Member of Parliament, Rajya Sabha
- Incumbent
- Assumed office 21 June 2026
- Prime Minister: Narendra Modi
- Preceded by: C. Ve. Shanmugam
- Constituency: Tamil Nadu

Chairperson All India Professionals Congress
- In office 15 November 2023 – 9 September 2026
- Preceded by: Shashi Tharoor
- Succeeded by: Madhu Yaskhi Goud

Personal details
- Born: India
- Party: Indian National Congress
- Occupation: Politician; Venture Capital; Banking;
- Website: www.praveenchakravarty.in

= Praveen Chakravarty =

Indian politician

Praveen Chakravarthy is an Indian politician belonging to the Congress Party. He was elected to the Rajya Sabha, the upper house of Indian Parliament, from Tamil Nadu as a member of the Indian National Congress. He took over as chairperson of the All India Professionals' Congress from Shashi Tharoor on 15 November 2023. He is the Chairman of the Data Analytics department, appointed by Rahul Gandhi. He is the brains behind SHAKTI, a project that was created to modernise the Congress party. He along with P.Chidambaram drafted the NYAY scheme for the party's 2019 election manifesto with help from Nobel Laureate Prof. Abhijit Banerjee among others.
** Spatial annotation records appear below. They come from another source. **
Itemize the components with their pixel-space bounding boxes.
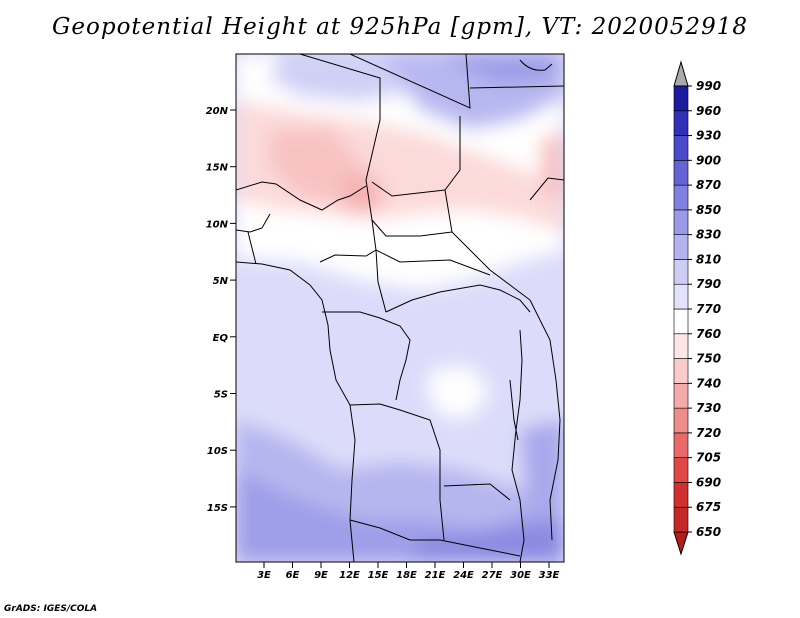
colorbar-segment bbox=[673, 308, 689, 335]
colorbar-level-label: 705 bbox=[696, 451, 721, 465]
colorbar-segment bbox=[673, 432, 689, 458]
colorbar-segment bbox=[673, 407, 689, 434]
geopotential-field bbox=[236, 54, 564, 562]
lon-tick-label: 24E bbox=[453, 570, 474, 581]
colorbar-segment bbox=[673, 110, 689, 136]
lat-tick-label: 15S bbox=[207, 503, 228, 514]
colorbar-segment bbox=[673, 259, 689, 285]
colorbar-level-label: 740 bbox=[696, 376, 721, 390]
lon-tick-label: 30E bbox=[510, 570, 531, 581]
lat-tick-label: 15N bbox=[206, 163, 229, 174]
latitude-axis: 20N 15N 10N 5N EQ 5S 10S 15S bbox=[206, 106, 236, 514]
lon-tick-label: 33E bbox=[539, 570, 560, 581]
colorbar-level-label: 750 bbox=[696, 352, 721, 366]
colorbar-segment bbox=[673, 358, 689, 384]
lat-tick-label: 10N bbox=[206, 219, 229, 230]
colorbar-segment bbox=[673, 457, 689, 483]
colorbar-level-label: 990 bbox=[696, 79, 721, 93]
lat-tick-label: 20N bbox=[206, 106, 229, 117]
map-frame bbox=[235, 53, 565, 563]
lon-tick-label: 9E bbox=[314, 570, 328, 581]
colorbar-segment bbox=[673, 506, 689, 533]
colorbar-level-label: 900 bbox=[696, 153, 721, 167]
lon-tick-label: 15E bbox=[368, 570, 389, 581]
colorbar-level-label: 790 bbox=[696, 277, 721, 291]
colorbar-level-label: 830 bbox=[696, 228, 721, 242]
lat-tick-label: 5N bbox=[213, 276, 229, 287]
page-title: Geopotential Height at 925hPa [gpm], VT:… bbox=[52, 14, 748, 40]
lat-tick-label: 5S bbox=[214, 390, 228, 401]
colorbar-level-label: 690 bbox=[696, 475, 721, 489]
lat-tick-label: EQ bbox=[213, 333, 229, 344]
colorbar-segment bbox=[673, 184, 689, 211]
colorbar-segment bbox=[673, 482, 689, 508]
colorbar: 650 675 690 705 720 730 740 750 760 770 790 810 830 8… bbox=[673, 60, 721, 556]
longitude-axis: 3E 6E 9E 12E 15E 18E 21E 24E 27E 30E 33E bbox=[257, 562, 560, 581]
colorbar-segment bbox=[673, 160, 689, 186]
colorbar-level-label: 760 bbox=[696, 327, 721, 341]
colorbar-segment bbox=[673, 209, 689, 235]
colorbar-level-label: 770 bbox=[696, 302, 721, 316]
lon-tick-label: 6E bbox=[286, 570, 300, 581]
colorbar-segment bbox=[673, 85, 689, 112]
lon-tick-label: 3E bbox=[257, 570, 271, 581]
colorbar-segment bbox=[673, 234, 689, 260]
colorbar-level-label: 675 bbox=[696, 500, 721, 514]
lon-tick-label: 21E bbox=[425, 570, 446, 581]
lon-tick-label: 18E bbox=[396, 570, 417, 581]
colorbar-level-label: 960 bbox=[696, 104, 721, 118]
colorbar-level-label: 730 bbox=[696, 401, 721, 415]
colorbar-level-label: 810 bbox=[696, 252, 721, 266]
colorbar-level-label: 720 bbox=[696, 426, 721, 440]
colorbar-level-label: 650 bbox=[696, 525, 721, 539]
colorbar-level-label: 850 bbox=[696, 203, 721, 217]
colorbar-max-arrow bbox=[673, 60, 689, 87]
colorbar-min-arrow bbox=[673, 531, 689, 556]
colorbar-segment bbox=[673, 135, 689, 161]
credit-label: GrADS: IGES/COLA bbox=[4, 604, 98, 614]
lon-tick-label: 27E bbox=[482, 570, 503, 581]
colorbar-level-label: 870 bbox=[696, 178, 721, 192]
colorbar-segment bbox=[673, 333, 689, 359]
colorbar-segment bbox=[673, 283, 689, 310]
colorbar-segment bbox=[673, 383, 689, 409]
colorbar-level-label: 930 bbox=[696, 129, 721, 143]
lon-tick-label: 12E bbox=[339, 570, 360, 581]
lat-tick-label: 10S bbox=[207, 446, 228, 457]
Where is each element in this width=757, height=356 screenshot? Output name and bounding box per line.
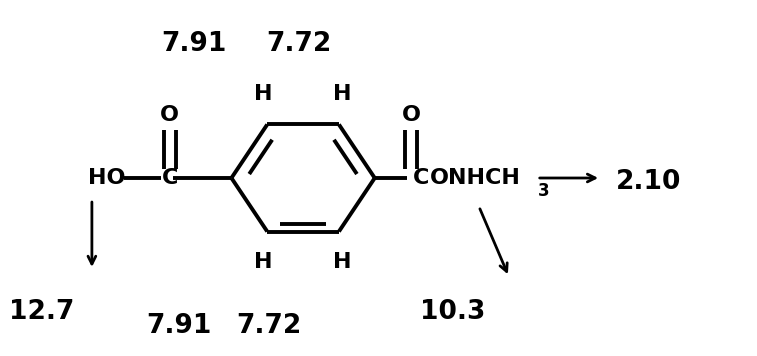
Text: H: H [333,84,352,104]
Text: 7.91: 7.91 [146,313,211,339]
Text: ONHCH: ONHCH [430,168,521,188]
Text: O: O [160,105,179,125]
Text: 3: 3 [538,182,550,200]
Text: H: H [254,252,273,272]
Text: 7.72: 7.72 [266,31,332,57]
Text: C: C [161,168,178,188]
Text: 7.91: 7.91 [161,31,226,57]
Text: H: H [333,252,352,272]
Text: O: O [401,105,420,125]
Text: 7.72: 7.72 [236,313,302,339]
Text: HO: HO [89,168,126,188]
Text: C: C [413,168,429,188]
Text: 12.7: 12.7 [9,299,74,325]
Text: H: H [254,84,273,104]
Text: 10.3: 10.3 [420,299,485,325]
Text: 2.10: 2.10 [616,168,681,194]
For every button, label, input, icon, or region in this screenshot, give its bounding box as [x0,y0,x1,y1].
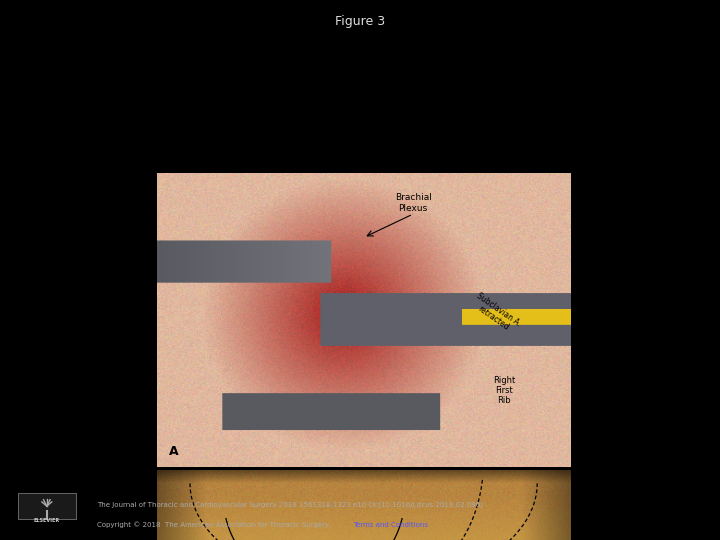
Text: Subclavian A.
retracted: Subclavian A. retracted [469,291,523,337]
Text: Figure 3: Figure 3 [335,15,385,28]
Text: Right
First
Rib: Right First Rib [493,376,516,406]
Text: Brachial
Plexus: Brachial Plexus [395,193,431,213]
Text: Copyright © 2018  The American Association for Thoracic Surgery: Copyright © 2018 The American Associatio… [97,522,334,528]
Text: Terms and Conditions: Terms and Conditions [353,522,428,528]
Text: ELSEVIER: ELSEVIER [34,518,60,523]
Text: The Journal of Thoracic and Cardiovascular Surgery 2018 1561318-1323.e10 OI:(10.: The Journal of Thoracic and Cardiovascul… [97,501,483,508]
Bar [17,494,76,518]
Text: A: A [169,446,179,458]
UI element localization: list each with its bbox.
Chakravarty was a political economist scholar in a think tank, an investment banker and angel investor before entering politics. It was widely reported that Chakravarty will be the Congress candidate for Member of Parliament of the Upper House in 2026 from the state of Tamil Nadu.

Praveen Chakravarthy was appointed as a member of Empowered Action Group of Leaders and Experts (EAGLE) which was constituted by Indian National Congress on 2 February 2025 to monitor the conduct of free and fair elections by the Election Commission of India.

Chakravarthy has been nominated along with 6 others in the list for Rajya Sabha by-elections in June 2026.

==Career==
Praveen Chakravarty started his career with IBM in Japan and moved to Microsoft. He switched to investment banking in New York and San Francisco, after receiving his MBA from Wharton School. Chakravarty moved to India to set up Thomas Weisel's India operations and 2 years later, captured headlines in a high-profile move to BNP Paribas as managing director with his entire team from Thomas Weisel. 4 years later, he joined Nandan Nilekani's team at Aadhaar.

He is a co-founder of Mumbai Angels and is ranked among the top five angel investors in the country by a survey. He was also a contributing editor at BloombergQuint where he hosted a popular monthly column called "Noise To Signal".

He then became a scholar in a think tank and published extensive research on India's economic divergence among its states.